Le vote utile, je me souviens y avoir déjà eu droit en 1981 et 1986; ça eût marché mais l'argument s'épuise quelque peu (je ne suis pas une enfant du bon dieu mais je n'aime pas être prise pour 1 canard sauvage).

5.Posté par Lionel le 10/04/2007 09:45
Voici la position de la gauche républicaine :

http://www.gaucherepublicaine.org/lettres/527.htm#goArticle3

6.Posté par Xavier DUMOULIN le 12/04/2007 07:01
La critique du ségolisme, à gauche, repose sur un arrière fond de confusion conceptuelle. Résumons les choses.

Dans un processus de droitisation de la société française, Ségolène Royal tenterait vainement de remonter la pente en se situant sur le terrain de l'adversaire. Cette "triangulation" profiterait de facto à la droite en valorisant ses thèmes. Pour ces pourfendeurs du ségolisme, l'ordre juste ou le patriotisme républicain illustrerait cette inversion des valeurs.

Toute autre nous parait être la capacité propulsive de Ségolène Royal. Ce prétendu retournement n'est-il pas davantage un opportun retour aux sources ? Il y a déjà longtemps, Jean Poperen - cet historien de la Révolution française, grande figure regrettée du socialisme français - dans son "nouveau contrat socialiste", affichait clairement les couleurs républicaines dans son combat contre la deuxième gauche. "La gauche est pour l'ordre" énonçait-il dans une critique sévère du projet soixante huitard et libertaire. Cette approche fut aussi celle de Jean Pierre Chevènement et de son courant, le CERES devenu ensuite Socialisme et République avant la fondation du Mouvement des Citoyens et de l'actuel MRC. La gauche sociale - ébranlée par l'hégémonie idéologique néolibérale qui devait s'imposer jusque dans les principes de gestion gouvernementale de la gauche - ne devait pas accepter de se laisser supplanter par une pseudo gauche morale et différentialiste, résurgence d'une certaine deuxième gauche, véhiculant tous les ingrédients d'une posture de renoncement à rompre avec le libéralisme, autrement dit d'un accomodement avec le mouvement de la mondialisation capitaliste. Souvenons-nous des grands débats qui opposaient les tenants d'une impulsion forte de l'Etat aux chantres de la société civile et de la régulation par le marché. Ce combat, gagné dans les congrès socialistes, fut perdu dans les faits. Le paradigme européen, poussé par les vents dominants, devait vite servir de supplément d'âme à une froide gestion social-libérale, bien éloignée du projet socialiste des années 80.

Si l'on a présent à l'esprit cette réalité historique, c'est certainement un peu court de faire porter au ségolisme des responsabilités dans l'abaissement d'une vision de gauche et de perpétuer des lieux communs en stigmatisant la conduite de notre candidate.
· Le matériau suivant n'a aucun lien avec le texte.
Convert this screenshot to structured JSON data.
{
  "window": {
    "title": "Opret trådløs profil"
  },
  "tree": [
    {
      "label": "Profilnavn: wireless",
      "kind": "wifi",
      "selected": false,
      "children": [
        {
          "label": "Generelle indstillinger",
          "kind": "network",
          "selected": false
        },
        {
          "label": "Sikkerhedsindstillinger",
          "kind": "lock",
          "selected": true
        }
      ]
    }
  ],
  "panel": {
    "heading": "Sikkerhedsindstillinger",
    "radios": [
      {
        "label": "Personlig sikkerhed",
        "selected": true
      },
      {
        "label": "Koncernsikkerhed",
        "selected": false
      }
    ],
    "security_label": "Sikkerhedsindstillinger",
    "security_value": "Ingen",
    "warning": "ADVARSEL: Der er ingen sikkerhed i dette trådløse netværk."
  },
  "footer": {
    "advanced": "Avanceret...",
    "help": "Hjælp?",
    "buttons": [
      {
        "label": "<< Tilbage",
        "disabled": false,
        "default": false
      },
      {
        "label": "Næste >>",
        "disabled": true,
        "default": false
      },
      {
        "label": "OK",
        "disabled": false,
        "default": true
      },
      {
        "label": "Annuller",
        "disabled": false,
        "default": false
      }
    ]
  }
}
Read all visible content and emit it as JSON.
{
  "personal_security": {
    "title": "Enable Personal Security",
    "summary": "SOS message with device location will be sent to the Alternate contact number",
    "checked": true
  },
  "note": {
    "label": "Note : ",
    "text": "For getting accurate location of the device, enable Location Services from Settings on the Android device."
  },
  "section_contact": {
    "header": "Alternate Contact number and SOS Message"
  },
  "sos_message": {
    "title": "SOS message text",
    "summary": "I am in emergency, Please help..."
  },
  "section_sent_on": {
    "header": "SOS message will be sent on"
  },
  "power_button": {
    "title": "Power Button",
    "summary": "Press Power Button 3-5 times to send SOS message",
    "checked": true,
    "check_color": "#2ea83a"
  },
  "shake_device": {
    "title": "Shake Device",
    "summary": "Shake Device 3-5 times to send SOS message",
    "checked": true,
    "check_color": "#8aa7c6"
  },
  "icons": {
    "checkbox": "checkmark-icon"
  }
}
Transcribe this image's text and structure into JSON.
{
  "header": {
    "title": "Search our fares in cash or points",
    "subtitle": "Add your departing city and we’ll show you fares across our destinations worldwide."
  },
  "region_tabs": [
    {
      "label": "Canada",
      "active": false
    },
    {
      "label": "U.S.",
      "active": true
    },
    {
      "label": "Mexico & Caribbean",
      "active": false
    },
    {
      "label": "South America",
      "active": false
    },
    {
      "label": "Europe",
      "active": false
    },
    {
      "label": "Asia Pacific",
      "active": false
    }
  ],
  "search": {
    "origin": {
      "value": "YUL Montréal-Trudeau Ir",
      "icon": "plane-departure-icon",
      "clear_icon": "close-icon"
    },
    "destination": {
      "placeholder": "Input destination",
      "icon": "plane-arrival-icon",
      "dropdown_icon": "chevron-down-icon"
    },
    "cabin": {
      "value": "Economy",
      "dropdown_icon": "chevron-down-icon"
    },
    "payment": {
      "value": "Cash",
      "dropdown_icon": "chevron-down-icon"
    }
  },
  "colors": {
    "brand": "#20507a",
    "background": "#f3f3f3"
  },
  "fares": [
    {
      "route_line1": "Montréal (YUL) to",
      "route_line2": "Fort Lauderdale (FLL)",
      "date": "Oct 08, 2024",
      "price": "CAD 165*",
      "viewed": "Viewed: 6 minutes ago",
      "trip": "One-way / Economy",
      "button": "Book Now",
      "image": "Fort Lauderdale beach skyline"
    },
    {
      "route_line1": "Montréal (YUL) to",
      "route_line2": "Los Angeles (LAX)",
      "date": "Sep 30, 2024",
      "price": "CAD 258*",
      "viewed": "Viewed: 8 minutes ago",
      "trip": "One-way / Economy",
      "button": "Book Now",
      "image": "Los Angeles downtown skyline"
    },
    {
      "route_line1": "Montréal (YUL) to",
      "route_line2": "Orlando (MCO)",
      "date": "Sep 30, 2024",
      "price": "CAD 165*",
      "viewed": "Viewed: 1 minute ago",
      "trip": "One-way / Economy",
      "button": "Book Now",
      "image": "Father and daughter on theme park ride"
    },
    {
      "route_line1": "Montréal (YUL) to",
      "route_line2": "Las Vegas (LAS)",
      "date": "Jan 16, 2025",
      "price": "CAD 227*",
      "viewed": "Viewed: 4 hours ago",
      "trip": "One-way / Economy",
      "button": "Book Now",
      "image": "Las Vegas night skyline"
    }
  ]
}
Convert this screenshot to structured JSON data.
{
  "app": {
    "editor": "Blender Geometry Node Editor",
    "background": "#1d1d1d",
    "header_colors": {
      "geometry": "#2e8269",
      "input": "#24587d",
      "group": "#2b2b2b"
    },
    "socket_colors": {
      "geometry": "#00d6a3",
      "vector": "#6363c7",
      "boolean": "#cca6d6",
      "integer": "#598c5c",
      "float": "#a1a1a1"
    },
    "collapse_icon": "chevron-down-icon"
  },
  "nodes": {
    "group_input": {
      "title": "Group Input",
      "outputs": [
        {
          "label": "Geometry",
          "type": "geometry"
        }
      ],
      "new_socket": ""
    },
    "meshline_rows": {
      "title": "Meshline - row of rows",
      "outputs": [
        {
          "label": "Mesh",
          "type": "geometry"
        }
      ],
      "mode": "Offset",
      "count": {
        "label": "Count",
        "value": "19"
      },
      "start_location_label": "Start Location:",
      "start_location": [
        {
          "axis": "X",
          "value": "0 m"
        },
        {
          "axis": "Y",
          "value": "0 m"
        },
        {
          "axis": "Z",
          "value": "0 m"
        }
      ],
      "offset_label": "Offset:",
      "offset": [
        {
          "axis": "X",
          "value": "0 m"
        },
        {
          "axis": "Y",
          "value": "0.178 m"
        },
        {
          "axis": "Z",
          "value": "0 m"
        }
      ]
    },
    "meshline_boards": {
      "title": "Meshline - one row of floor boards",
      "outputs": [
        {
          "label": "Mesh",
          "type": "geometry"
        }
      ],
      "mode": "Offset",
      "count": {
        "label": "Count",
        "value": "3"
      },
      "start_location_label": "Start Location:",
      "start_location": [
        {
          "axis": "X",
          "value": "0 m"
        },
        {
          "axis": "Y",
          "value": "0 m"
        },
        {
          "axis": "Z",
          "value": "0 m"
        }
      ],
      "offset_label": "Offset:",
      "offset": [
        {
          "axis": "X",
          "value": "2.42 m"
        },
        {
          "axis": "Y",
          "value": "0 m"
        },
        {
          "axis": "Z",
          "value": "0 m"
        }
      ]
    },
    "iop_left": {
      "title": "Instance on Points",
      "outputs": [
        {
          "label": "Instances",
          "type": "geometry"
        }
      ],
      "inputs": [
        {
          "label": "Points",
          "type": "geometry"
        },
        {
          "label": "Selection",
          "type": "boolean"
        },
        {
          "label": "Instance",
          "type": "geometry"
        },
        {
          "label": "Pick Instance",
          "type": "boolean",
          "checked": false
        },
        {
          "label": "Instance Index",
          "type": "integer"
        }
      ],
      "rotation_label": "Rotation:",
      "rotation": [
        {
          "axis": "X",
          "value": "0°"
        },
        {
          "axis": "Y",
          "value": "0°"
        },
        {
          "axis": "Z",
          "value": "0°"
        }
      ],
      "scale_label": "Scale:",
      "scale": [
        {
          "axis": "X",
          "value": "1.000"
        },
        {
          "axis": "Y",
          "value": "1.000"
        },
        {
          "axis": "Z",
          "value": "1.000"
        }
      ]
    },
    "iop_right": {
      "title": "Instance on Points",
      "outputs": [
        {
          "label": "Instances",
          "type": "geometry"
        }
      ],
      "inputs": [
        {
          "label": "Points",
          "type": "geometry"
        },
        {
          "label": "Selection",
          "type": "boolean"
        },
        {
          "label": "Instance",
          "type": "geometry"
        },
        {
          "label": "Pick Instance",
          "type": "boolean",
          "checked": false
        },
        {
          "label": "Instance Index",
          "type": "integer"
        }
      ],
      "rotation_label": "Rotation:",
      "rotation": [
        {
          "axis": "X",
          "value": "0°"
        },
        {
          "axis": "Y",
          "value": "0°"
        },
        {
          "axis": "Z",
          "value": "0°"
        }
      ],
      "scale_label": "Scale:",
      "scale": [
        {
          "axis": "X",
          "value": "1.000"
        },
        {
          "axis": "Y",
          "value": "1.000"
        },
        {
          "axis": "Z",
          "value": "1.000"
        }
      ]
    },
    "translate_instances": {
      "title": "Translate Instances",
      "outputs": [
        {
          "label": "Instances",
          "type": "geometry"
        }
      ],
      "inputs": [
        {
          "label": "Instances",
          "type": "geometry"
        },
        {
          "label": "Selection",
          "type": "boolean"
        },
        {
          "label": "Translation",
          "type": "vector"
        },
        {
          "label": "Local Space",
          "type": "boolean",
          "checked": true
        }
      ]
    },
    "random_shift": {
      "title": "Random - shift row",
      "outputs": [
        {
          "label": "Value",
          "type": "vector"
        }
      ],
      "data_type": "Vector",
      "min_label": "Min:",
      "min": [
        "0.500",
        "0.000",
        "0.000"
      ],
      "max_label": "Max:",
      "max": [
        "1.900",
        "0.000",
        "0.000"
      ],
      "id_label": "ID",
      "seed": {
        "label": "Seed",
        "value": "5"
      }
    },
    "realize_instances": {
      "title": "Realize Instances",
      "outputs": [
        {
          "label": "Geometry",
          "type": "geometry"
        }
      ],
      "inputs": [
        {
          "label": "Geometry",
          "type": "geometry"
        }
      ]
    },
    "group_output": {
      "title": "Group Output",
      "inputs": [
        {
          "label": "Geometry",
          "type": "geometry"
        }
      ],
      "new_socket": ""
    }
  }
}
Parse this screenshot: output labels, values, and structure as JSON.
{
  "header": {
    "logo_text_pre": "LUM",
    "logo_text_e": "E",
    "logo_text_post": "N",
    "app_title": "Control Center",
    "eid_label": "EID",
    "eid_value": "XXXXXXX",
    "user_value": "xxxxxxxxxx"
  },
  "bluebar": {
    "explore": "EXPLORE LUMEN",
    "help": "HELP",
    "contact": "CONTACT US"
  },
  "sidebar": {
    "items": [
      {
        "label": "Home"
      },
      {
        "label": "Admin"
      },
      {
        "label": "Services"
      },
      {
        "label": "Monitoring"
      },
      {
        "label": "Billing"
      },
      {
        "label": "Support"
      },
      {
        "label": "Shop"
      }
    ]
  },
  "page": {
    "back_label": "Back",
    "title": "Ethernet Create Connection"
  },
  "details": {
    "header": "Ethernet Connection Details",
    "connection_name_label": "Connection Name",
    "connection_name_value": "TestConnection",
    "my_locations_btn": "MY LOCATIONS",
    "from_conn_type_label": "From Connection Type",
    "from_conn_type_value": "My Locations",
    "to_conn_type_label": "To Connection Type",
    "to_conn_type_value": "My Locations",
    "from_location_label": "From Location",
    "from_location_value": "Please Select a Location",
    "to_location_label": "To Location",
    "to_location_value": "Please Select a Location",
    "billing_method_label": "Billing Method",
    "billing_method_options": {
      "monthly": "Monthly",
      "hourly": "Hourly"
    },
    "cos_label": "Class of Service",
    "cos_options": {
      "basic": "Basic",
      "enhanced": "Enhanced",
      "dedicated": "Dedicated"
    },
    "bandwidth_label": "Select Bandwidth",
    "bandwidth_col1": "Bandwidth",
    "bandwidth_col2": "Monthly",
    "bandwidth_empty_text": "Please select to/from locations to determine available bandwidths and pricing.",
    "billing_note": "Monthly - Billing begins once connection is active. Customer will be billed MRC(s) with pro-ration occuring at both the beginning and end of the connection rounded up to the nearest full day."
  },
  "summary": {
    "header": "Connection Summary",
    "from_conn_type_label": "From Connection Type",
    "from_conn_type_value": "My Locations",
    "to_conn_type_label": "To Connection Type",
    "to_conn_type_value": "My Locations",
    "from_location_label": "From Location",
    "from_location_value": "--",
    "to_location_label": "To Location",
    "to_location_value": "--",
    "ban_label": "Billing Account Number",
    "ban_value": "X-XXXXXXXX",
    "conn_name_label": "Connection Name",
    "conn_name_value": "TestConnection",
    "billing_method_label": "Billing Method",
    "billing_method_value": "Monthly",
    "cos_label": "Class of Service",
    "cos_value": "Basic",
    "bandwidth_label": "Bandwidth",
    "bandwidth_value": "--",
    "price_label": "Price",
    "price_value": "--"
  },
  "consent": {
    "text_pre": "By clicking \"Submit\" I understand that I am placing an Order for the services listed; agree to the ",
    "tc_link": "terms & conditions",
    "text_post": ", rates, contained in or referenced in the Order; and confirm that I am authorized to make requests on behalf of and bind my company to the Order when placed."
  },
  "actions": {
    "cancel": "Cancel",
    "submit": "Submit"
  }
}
Au contraire, ses propositions en matière sociale, économique ou institutionnelle, épousent le cadre de cet ordre juste pour les plus faibles qui pâtissent aujourd'hui de la dérégulation socio-économique. Quant à l'identité nationale, point n'est besoin de faire de l'anthropologie historique pour comprendre l'importance des repères et des symboles fondateurs, la laïcité et la citoyenneté, ces deux piliers de la République, exigeant par ailleurs une éducation qui ouvre les esprits sur les chemins de la connaissance et d'un savoir critique contre l'obscurantisme. "Retour en tous points à la République" disait déjà Jean Pierre Chevènement en 2002.

Pour revenir à l'actualité de la campagne, je ne crois pas qu'il y ait dérive dans l'approche des délocalisations, la défense d'Airbus, le soutien indéfectible aux travailleurs en lutte et plus largement sur les questions économiques et sociales. Notre candidate lie concrètement ses références républicaines à la défense des salariés. Nous souhaitons tous davantage de polarisation sur les questions sociales. Et nous mesurons le génie politique de la droite qui, avec la complaisance des principaux média de l'information, détourne le débat de ces questions. Il est quelque peu injuste de confondre la cause et les effets.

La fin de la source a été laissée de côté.